Vapor–liquid equilibrium behavior and quantum chemical calculations for bioethanol + water + choline chloride:urea + potassium acetate

Abstract

Extractive distillation is an effective method for separating azeotropic mixtures, and its success depends on the careful selection of distillation entrainers. Recently, deep eutectic solvents (DESs) have emerged as a novel and environmentally friendly class of entrainers. However, most research has focused on on pure DES entrainers. Developing new DESs remains a challenging task that requires significant time to identify suitable components and mixing ratios that form low freezing points. In this study, the well-known azeotropic mixture of biomass fuel ethanol and water was used as the model system. The distillation efficiency of the pure DES (choline chloride:urea 1:2, mol/mol) was significantly enhanced by adding just 5 wt% potassium acetate, leading to a 40 % reduction in the usage of single DES. It was found that increasing the hybrid entrainer content from 0 to 34.8 wt% significantly raised the relative volatility of ethanol/water mixture near the azeotropic point from 0.99 to 3.29. To gain a deeper understanding of ethanol/water separation across the entire concentration range, the pseudobinary and pseudoternary vapor–liquid equilibria (VLE) of the ethanol/water + hybrid entrainer system were investigated, and the binary energy parameters of the Non-Random-Two-Liquid (NRTL) model were regressed.

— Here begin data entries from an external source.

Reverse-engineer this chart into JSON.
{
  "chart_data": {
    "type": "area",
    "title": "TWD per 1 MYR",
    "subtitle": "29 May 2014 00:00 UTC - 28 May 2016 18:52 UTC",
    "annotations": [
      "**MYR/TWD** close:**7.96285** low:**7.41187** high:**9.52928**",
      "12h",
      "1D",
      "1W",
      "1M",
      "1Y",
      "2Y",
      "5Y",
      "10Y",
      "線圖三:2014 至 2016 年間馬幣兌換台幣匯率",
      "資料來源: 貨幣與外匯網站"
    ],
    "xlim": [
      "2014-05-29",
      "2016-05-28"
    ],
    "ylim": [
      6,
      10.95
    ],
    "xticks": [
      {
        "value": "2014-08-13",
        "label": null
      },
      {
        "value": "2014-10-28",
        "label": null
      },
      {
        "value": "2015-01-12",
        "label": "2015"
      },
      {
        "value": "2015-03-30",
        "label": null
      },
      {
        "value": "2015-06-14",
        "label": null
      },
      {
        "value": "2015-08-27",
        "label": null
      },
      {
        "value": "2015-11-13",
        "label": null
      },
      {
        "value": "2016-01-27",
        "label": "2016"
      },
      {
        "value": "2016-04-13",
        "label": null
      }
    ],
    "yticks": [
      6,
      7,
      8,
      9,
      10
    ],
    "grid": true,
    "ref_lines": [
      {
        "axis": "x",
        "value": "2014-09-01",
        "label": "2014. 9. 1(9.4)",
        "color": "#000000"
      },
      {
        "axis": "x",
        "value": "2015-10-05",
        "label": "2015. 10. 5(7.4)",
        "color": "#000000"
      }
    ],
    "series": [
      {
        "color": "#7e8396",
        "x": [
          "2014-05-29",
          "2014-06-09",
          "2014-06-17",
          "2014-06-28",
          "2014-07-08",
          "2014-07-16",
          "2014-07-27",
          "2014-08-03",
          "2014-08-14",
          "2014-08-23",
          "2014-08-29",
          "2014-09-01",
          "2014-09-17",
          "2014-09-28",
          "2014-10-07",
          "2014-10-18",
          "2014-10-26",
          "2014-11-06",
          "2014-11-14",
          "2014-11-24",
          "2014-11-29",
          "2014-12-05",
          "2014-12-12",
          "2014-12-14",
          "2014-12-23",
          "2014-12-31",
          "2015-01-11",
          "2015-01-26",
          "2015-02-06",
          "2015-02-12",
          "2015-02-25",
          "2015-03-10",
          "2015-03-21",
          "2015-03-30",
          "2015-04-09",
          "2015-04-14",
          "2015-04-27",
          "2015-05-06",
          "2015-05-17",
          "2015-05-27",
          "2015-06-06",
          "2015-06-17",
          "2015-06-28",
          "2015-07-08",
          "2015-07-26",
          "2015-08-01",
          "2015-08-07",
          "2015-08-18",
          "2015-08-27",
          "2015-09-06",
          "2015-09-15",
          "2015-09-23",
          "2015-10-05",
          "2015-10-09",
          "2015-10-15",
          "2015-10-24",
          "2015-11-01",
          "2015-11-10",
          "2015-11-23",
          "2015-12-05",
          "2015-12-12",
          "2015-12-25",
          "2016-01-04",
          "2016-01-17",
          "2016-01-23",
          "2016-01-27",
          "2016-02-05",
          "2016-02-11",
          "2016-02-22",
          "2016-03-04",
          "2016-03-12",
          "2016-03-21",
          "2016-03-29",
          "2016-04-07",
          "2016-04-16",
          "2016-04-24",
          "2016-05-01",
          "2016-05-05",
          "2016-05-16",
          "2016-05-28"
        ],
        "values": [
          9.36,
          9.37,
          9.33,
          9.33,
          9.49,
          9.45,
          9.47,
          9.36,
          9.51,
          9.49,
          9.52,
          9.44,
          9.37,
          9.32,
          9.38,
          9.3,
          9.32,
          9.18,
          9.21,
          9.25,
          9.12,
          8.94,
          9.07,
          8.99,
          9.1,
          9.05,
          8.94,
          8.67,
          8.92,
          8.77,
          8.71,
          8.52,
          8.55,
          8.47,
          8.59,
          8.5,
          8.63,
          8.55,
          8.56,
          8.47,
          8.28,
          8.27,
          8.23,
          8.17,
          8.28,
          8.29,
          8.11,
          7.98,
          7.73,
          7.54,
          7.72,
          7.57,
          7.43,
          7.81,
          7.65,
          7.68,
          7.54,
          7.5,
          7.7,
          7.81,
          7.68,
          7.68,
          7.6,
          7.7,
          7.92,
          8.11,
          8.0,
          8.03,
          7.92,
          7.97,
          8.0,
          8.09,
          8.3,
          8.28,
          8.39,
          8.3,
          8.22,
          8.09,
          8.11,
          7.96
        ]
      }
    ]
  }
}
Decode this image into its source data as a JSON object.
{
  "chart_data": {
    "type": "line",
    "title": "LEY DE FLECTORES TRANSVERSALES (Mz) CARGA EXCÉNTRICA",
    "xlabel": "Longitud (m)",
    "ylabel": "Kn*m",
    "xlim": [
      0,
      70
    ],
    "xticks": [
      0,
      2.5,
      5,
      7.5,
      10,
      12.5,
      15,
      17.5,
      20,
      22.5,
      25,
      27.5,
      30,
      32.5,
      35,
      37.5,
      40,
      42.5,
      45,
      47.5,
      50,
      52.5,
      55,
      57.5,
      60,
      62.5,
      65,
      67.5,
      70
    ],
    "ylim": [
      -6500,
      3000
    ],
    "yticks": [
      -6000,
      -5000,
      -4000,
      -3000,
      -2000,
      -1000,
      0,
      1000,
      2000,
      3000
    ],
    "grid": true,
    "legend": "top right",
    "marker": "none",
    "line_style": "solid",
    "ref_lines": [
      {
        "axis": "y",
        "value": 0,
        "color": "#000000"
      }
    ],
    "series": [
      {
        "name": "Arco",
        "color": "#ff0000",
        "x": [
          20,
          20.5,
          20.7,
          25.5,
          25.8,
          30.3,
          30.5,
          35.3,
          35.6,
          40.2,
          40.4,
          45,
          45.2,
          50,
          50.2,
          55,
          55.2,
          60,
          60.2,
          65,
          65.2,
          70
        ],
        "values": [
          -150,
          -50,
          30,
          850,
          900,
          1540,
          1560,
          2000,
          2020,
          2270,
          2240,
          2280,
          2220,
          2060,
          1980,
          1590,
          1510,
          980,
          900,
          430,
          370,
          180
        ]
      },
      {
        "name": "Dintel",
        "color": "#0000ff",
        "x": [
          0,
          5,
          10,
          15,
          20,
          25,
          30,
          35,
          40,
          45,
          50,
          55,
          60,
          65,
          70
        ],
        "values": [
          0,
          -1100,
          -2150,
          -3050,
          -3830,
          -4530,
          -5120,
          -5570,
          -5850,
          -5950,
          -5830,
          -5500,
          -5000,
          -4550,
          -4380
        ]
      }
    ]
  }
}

Lastly, quantum chemical calculations of the separation mechanism were conducted, covering several aspects: geometry optimizations of the individual components and complexes, electrostatic potential calculations, interaction energy assessments, analysis of hydrogen-bond donors and acceptors, examination of the location and bond lengths of intermolecular hydrogen bonds, evaluation of the influence on vibrational frequencies, and natural bond orbital analysis (NBO).